When a listed company wants to raise money, they sometimes give their existing shareholders an exclusive free right to buy more stocks (aka shares) at a cheaper price—rights issues Think of it like a discounted ticket. This is usually used as an incentive to encourage shareholders to invest more money in the company.
The rights issues are offered in proportion to the current shares that the shareholder owns. Let’s say the company will offer rights with a ratio of 5:2. It means that for every 5 stocks,
the investor will get the “right” to buy 2 new discounted stocks if they choose to.
Stocks vs. rights–What’s the difference?
Right issues are free tickets that can be used to buy company stocks at a potentially cheaper price. These tickets are valid for a certain amount of time and are only offered to existing shareholders. The existing shareholders can then resell these tickets at a higher price to anyone in the market,
while ordinary stocks can be bought by anyone in the market at any time at their current market price, which usually would be more expensive than the ticket.
How would rights affect the stock’s price?
Picture this– a company issued 100 stocks, and you bought one stock which means you own 1% of the company. But then, the board decided to issue 50 more stocks at a discounted price,
which means more people can now own a share of the company.

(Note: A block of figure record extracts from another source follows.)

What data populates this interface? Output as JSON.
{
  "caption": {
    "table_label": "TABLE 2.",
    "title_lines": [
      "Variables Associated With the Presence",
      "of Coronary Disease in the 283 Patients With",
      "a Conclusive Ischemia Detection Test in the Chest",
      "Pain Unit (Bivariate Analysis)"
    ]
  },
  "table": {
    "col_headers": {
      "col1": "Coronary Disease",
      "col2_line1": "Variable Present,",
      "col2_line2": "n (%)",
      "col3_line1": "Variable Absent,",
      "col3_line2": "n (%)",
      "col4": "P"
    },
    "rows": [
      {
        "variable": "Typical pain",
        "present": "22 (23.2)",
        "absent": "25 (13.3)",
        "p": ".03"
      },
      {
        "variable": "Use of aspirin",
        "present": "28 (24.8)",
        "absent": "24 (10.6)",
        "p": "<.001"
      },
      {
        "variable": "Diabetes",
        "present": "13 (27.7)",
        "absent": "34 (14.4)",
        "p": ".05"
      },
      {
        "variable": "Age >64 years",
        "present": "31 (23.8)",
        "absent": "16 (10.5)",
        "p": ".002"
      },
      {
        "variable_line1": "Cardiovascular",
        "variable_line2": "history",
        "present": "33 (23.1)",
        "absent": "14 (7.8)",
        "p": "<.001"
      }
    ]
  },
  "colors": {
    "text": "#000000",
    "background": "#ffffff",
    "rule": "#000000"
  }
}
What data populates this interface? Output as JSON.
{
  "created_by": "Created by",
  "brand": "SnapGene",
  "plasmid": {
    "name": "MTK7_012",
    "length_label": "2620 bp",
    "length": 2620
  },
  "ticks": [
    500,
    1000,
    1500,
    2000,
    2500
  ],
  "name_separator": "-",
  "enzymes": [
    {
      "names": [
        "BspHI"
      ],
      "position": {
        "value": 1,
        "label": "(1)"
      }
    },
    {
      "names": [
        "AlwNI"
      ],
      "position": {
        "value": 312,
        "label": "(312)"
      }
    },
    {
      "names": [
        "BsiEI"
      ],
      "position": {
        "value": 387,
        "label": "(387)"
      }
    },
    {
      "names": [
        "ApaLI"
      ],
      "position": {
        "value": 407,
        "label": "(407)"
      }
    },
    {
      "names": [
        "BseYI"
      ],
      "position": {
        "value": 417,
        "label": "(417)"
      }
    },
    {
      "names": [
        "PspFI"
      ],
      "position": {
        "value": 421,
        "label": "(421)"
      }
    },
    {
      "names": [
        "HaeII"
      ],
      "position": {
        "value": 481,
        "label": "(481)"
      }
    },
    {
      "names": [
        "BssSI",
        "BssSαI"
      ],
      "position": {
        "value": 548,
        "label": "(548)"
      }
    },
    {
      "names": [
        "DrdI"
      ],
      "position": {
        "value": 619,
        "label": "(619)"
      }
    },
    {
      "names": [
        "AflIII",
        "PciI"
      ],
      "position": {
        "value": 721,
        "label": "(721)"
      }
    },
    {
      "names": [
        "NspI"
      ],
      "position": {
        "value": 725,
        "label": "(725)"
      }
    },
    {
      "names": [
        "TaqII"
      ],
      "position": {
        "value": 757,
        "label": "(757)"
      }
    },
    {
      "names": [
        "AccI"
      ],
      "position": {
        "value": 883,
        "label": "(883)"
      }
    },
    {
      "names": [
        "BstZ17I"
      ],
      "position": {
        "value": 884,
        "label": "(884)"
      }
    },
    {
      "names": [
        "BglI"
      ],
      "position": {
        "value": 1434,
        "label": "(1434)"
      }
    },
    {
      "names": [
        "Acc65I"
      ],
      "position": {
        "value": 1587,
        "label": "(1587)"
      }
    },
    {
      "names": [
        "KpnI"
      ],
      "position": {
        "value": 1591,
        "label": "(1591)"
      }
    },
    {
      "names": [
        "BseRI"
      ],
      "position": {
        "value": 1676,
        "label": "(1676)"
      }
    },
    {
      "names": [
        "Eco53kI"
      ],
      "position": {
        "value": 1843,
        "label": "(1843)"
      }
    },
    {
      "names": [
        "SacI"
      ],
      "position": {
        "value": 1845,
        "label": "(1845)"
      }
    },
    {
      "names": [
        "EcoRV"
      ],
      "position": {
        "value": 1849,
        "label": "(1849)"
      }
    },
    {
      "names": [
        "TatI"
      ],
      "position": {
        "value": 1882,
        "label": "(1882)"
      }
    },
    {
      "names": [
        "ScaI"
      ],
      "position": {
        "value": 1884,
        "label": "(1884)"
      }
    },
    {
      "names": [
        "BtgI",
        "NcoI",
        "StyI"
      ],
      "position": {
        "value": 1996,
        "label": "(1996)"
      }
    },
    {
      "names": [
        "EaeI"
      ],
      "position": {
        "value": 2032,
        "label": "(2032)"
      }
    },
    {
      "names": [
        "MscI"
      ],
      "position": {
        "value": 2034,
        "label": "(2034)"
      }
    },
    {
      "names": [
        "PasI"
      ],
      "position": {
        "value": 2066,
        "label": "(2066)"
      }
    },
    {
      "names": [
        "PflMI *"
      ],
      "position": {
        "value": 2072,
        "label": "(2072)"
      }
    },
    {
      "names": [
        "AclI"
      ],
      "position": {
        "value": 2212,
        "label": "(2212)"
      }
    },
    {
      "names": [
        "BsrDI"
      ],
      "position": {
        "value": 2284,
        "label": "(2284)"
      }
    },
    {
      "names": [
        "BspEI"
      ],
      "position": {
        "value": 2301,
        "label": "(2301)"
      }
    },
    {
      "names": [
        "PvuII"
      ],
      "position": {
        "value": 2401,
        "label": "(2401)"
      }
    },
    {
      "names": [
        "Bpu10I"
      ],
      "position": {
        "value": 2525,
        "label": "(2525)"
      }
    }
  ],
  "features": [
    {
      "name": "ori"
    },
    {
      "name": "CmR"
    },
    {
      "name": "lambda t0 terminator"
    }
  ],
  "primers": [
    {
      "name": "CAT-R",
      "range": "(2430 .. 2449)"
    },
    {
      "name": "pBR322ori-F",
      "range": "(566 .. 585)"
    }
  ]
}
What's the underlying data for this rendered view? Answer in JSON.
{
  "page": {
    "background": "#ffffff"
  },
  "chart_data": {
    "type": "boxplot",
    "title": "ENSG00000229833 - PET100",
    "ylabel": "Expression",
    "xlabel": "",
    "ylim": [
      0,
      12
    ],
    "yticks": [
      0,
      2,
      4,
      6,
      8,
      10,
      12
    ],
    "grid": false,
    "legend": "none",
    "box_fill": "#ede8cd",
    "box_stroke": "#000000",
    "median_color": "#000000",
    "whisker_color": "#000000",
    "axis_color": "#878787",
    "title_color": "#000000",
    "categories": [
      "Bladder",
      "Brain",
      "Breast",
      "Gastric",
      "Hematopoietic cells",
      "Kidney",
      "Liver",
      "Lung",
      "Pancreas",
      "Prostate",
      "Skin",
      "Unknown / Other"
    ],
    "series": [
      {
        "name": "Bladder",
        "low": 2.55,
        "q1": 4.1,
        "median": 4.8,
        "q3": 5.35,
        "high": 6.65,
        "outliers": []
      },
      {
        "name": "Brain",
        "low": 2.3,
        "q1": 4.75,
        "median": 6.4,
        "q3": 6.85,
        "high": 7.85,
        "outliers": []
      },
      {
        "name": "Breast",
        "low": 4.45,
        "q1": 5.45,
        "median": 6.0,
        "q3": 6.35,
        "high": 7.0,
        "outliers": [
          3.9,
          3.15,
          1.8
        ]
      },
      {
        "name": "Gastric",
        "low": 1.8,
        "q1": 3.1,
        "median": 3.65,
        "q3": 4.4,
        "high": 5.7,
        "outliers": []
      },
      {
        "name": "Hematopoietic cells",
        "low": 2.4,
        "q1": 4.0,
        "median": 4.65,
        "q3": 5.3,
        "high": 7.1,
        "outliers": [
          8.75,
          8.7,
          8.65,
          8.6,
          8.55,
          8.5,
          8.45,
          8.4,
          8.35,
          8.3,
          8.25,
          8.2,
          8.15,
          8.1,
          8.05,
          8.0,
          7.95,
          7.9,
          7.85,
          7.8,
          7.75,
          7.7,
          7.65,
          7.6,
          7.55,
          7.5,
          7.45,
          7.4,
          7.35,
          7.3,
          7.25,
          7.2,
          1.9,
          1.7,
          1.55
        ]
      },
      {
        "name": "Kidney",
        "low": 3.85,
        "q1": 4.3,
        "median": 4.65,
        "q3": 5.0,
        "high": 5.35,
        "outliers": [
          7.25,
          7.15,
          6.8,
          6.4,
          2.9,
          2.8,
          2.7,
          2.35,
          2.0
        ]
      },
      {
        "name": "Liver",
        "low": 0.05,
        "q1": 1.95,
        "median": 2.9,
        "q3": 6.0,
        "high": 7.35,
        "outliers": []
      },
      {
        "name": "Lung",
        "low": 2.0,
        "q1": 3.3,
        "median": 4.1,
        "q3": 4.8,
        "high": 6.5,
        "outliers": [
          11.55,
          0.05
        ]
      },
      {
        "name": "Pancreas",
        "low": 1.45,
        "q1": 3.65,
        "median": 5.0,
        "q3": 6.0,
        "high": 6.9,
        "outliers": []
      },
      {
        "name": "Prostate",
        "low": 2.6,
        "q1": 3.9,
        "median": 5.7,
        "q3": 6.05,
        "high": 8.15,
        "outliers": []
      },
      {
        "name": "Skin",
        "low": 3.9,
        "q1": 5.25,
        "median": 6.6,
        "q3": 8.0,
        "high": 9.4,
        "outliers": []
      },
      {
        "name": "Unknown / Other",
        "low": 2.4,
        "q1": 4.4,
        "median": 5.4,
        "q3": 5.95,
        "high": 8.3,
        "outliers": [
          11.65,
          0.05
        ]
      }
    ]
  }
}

As a result, the value of your stocks has decreased, and you now own only 0.66% of the company.
When a company offers new rights, it increases the total number of stocks, which reduces the ownership percentage of existing shareholders for each share they own, diluting their ownership. This can cause the stock price to drop temporarily to adjust to the increased supply. Yet, if the company is issuing rights to reinvest in its growth,
then most likely the stock’s price will bounce back and potentially increase in the long run.
Why would a company issue rights?
Issuing rights might confuse investors. Why would a company sell its ownership at a discount and risk lowering its stock price? Yet, there are various reasons why a company may decide to issue rights.
Companies issue rights to raise money. It’s a way for them to raise funds without borrowing from a bank or issuing new debt. By issuing additional stocks at a discounted price,
the company can raise the money it needs to invest in new projects, expand its operations, or pay for other expenses.
Companies issue rights to improve their liquidity, which means having enough cash on hand to pay for things. By issuing rights, they can raise cash and use it to invest in their operations without draining their existing cash reserves. And,
the fact that liquidity increases could lead the company to be cash flow positive, meaning that more cash is coming in than going out, which improves their financial statements.
Pay off debt
Sometimes, companies have too much debt and need to pay it off to avoid high-interest payments. Issuing rights can help them raise the money they need to pay off their debts and improve their financial position.
What are the available options?
Suppose you’re eligible for rights in Company A. Let’s explore your available options.
Option #1: Exercise the right
You can choose to participate in the rights offering and buy additional stocks at a potentially discounted price. This can be a good option if you believe in the long-term growth potential of the company and want to increase your ownership while getting a good deal.
Option #2: Sell some (or all) the rights
You can have your cake and eat it too. How? By selling some (or all) of your rights to other investors. It’s a win-win situation since you will potentially make some free money without any hassle, and avoid losing your investment value.
Option #3: Ignore the offer
You can also choose not to participate in the rights offering by neither selling nor subscribing, and letting the offer expire (noting you would lose its value).
Option #4: Buy the rights from a shareholder
Don’t have rights? Remember you can buy rights from an existing shareholder and choose to keep them or re-sell them.
The process–how does it work?
Here’s a breakdown of the process (this might slightly differ from one right offering to another depending on the company).
|Announcement||The company announces that it will be issuing new rights to existing shareholders. The announcement includes details such as the number of rights being offered, the subscription price, and the subscription period. Then, the company will set a record date, which is a specific date on which the company will look at its list of shareholders to determine who is eligible to participate in the rights offering.|
|The subscription & trading period||During the subscription period, shareholders have the option to subscribe to the new rights and buy more stocks at a discounted price. This period typically lasts for a few weeks and gives shareholders time to decide whether they want to buy more stocks. During this period, investors can trade their rights, and the subscription period usually ends 3 days after the final day of trading.|
|Payment||If the shareholders decide to subscribe to the new rights, they will need to pay the subscription price to buy more stocks. This payment is typically made through the shareholder's broker.|
|Listing||Once the subscription period is over, the company will issue new stocks to shareholders. These new stocks will be in addition to the existing stocks that the shareholder already owns.|
Diving deeper–the first & second rounds
If shareholders do not buy all the rights offered, companies sometimes open up a second round of rights issues. In this second round usually,
any investor (not just existing shareholders) can purchase any amount of available rights. This might lead to an oversubscription, where more investors are interested in purchasing rights than there are available rights.
If there is an oversubscription, the company may need to allocate new stocks. This means that some shareholders may not receive all the stocks they wanted to buy. The allocation process will typically be based on a pro-rata basis,
which means that shareholders will receive a percentage of the new stocks they applied for based on their existing shareholding.